A cell can be dissected and understood accurately in terms of its structure, its functions and processes. But as soon as it is dissected, it dies. Art too – words, images – can be dissected and understood, but at a cost. Understanding the images in the Bible is important; our brains are a gift from God as much as our hearts, souls and every other bit. But doctrine is not the ultimate aim. The eternal purpose is the worship of God, and for us union with the Holy Trinity in the Reign of God on earth as in heaven.
Here’s the way I see it ...
In the beginning: God.
At some point in eternity, God made space and time.
At some point in space-time, creation reached its pinnacle and God made humans as sentient beings, in his own image.
Things went wrong at the Fall and humans messed up the relationships with God and each other.
God started a long, slow, patient pedagogy, reaching into our encultured lives in ways that we would understand, all in order to bring us back to him and make things good again, like it was supposed to be in the first place.
In communicating with us, he used images that are anthropologically quite universal, such as father, fire, wind, rest.
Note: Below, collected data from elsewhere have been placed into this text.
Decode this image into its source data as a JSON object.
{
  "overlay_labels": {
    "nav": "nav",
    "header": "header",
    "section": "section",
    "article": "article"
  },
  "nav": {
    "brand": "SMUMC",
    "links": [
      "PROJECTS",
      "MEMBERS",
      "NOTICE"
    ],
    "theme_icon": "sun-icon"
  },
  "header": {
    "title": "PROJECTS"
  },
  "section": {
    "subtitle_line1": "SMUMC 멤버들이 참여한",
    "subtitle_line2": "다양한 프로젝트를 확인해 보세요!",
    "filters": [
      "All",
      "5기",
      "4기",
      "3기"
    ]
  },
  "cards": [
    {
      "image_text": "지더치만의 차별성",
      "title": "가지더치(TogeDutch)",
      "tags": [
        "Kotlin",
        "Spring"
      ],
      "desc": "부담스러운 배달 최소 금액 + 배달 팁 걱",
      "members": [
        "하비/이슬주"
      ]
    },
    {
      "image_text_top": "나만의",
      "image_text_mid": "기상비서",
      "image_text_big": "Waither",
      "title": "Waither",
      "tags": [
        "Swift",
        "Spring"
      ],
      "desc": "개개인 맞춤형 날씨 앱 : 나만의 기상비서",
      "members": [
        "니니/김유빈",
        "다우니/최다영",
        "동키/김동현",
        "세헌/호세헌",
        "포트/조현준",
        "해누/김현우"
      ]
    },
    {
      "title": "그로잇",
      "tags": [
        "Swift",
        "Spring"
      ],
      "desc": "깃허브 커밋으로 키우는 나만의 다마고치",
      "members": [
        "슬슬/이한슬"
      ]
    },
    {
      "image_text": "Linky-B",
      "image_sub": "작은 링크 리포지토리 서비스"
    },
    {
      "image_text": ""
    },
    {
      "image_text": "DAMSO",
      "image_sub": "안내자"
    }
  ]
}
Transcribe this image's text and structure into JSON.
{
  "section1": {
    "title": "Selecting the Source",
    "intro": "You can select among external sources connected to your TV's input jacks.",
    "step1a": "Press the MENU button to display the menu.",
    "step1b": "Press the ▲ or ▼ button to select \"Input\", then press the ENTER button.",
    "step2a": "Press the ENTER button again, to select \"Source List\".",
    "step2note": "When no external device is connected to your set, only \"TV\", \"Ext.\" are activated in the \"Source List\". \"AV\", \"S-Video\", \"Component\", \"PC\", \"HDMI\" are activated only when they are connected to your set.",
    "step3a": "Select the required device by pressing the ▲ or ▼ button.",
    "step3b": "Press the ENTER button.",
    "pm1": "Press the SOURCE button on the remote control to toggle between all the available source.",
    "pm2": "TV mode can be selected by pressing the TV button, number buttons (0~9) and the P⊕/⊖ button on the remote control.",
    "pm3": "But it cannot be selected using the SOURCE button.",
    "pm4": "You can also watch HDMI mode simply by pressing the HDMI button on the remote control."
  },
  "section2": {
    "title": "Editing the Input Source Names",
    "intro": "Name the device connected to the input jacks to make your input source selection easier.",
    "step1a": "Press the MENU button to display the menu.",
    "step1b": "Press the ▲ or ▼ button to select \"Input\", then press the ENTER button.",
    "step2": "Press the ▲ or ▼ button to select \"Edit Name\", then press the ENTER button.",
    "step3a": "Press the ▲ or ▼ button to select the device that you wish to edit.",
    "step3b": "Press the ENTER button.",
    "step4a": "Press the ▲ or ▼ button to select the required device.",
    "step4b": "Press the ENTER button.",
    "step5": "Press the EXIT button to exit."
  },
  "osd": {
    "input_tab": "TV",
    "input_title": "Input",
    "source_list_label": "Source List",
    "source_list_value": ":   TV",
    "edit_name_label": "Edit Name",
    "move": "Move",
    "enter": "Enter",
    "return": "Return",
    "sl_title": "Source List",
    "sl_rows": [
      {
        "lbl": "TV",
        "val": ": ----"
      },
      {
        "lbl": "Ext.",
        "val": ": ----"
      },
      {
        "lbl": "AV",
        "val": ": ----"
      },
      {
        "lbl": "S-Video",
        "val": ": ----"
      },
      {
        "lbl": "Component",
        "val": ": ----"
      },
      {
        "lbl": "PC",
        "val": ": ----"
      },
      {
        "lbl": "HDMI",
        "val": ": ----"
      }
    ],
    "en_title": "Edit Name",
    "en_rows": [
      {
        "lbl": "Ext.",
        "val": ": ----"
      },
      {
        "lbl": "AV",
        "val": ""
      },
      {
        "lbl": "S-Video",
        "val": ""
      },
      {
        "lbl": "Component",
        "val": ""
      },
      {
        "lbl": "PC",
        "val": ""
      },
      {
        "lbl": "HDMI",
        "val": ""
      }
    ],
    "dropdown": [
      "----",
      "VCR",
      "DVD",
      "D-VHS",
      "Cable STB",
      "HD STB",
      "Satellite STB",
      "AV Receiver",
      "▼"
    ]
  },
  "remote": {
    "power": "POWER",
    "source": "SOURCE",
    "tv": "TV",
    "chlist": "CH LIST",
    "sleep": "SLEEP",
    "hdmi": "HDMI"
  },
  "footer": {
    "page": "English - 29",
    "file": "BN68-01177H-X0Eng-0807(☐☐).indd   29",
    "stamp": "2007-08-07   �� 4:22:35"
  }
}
And he used images that are quite culture-bound like shepherds, bread, tents and wine. These images are placed in a Great Narrative, the Salvation History of the Bible.
Images help us on our way. Our response to these God-revealed pictures should be to fall down and worship. Understanding may come, even fleetingly, questions may be answered. But confronted with Great Salvation Story, we fall to our knees in grateful worship.
I hope as I continue to study that I can keep admiring the wonderful images in the Scriptures, enjoying them and being transformed by them, and not get too distracted by the bumpy bits where we add two and two and make fifteen, and the rough sketchy bits we've added because we're scared by the blanks.